Bazile frunció el entrecejo.

—¿Un emisario? ¿A qué se refería?

—La mujer permaneció en aquel estado de beatífica suspensión durante un periodo de tiempo indeterminado. Y luego, de forma bastante repentina, se sintió atraída de nuevo por una poderosa fuerza hacia el interior de su cuerpo. Vio a Duchenne de pie junto a ella, retirándole los electrodos del pecho. No sintió alegría, sino tan solo una tristeza terrible, aplastante. Deseó regresar a la luz. Cuando su estado se estabilizó, le contó a Duchenne la experiencia que había vivido. Dos horas después entró en coma y falleció. De todas formas, en el momento de la muerte, Duchenne observó un detalle muy extraño: la mujer sonrió. Y aquella sonrisa parecía ir dirigida a alguien, o algo, invisible.

Las arrugas que surcaban la frente de Bazile se hicieron más pronunciadas.

—Extraordinario, un relato fascinante, pero… —Dudó un instante antes de añadir—: Que los moribundos tengan visiones no es tan inusual. Pregunte a cualquier cura de parroquia, y le contará historias parecidas. Que la esposa del herrero afirmó haber visto a la Virgen María, o que la hija del panadero oyó un coro celestial. Podrían estar diciendo la verdad o no. Jamás podremos saberlo. ¿No es posible que la paciente de Duchenne simplemente hubiera sufrido una alucinación?

—Édouard, los muertos no sufren alucinaciones. Se le había parado el corazón y no había sangre circulando ni por las arterias ni por el cerebro. No había aliento en sus pulmones. Solo un cerebro vivo es capaz de tener sueños y alucinaciones. Es más, lo que observó hacer a Duchenne mientras permanecía inconsciente era totalmente acertado.

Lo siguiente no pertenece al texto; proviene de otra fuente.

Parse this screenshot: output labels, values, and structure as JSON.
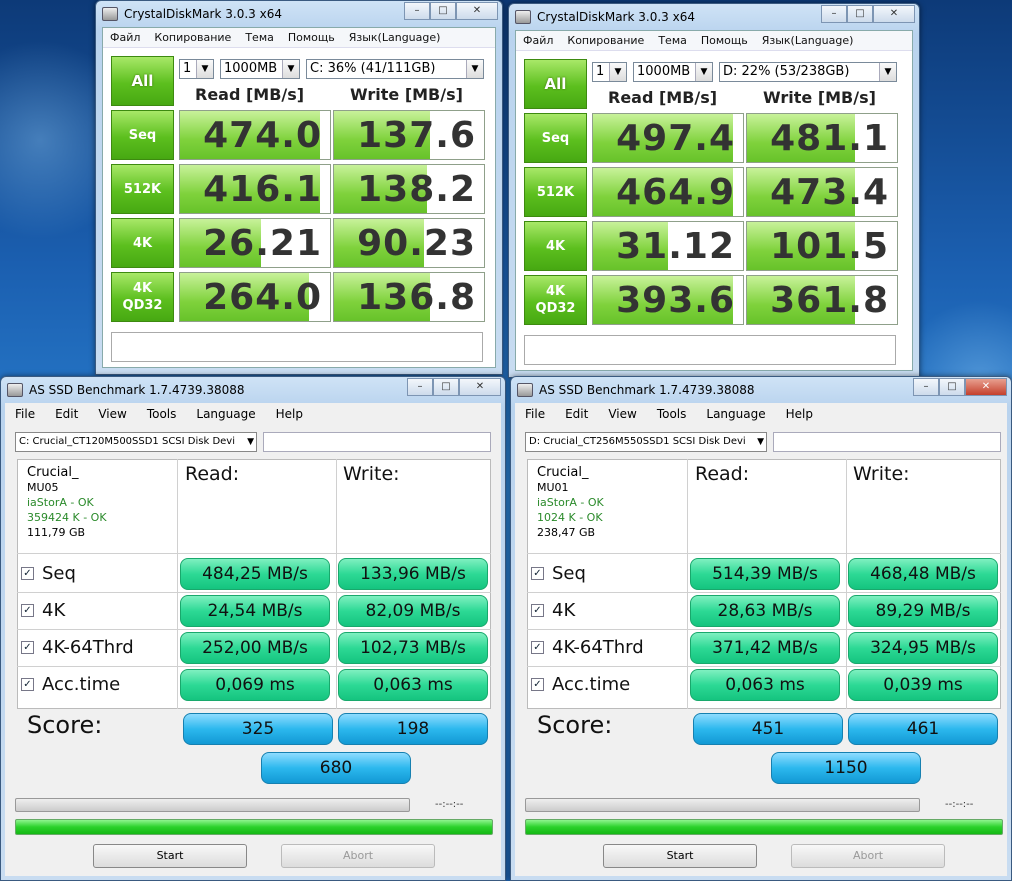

—Ah —respondió Bazile. Se quitó la pipa de la boca, ya apagada, le dio unos golpecitos contra la pata de la mesa a fin de sacar un residuo de tabaco y se sumió en una ensoñación inquieta durante la cual no dejó de revolver la maraña de su barba con dedos nerviosos. Al final de un intervalo de tiempo considerable, dijo—: Si no me equivoco, acaba usted de narrar la prueba más convincente que se ha aportado nunca de que existe una vida más allá de la muerte del cuerpo. ¿No sería apropiado por tanto, informar a la comunidad científica del notable descubrimiento de Duchenne?

—Fue el deseo de Duchenne en su lecho de muerte que yo continuase su trabajo y ofreciera al mundo una prueba irrefutable de la existencia de la otra vida. Él abrigaba la esperanza de que dicha prueba cambiase el corazón de los hombres, esperaba que si las personas supieran, con certeza absoluta, que algún día serían juzgadas por su Hacedor, no se desviarían con tanta facilidad del camino de la rectitud.

—¿Y usted accedió a hacer lo que le pedía?

—Sí.

Bazile juntó las palmas de las manos.

—Una grave responsabilidad.

—En efecto, y hasta la fecha, no he hecho nada.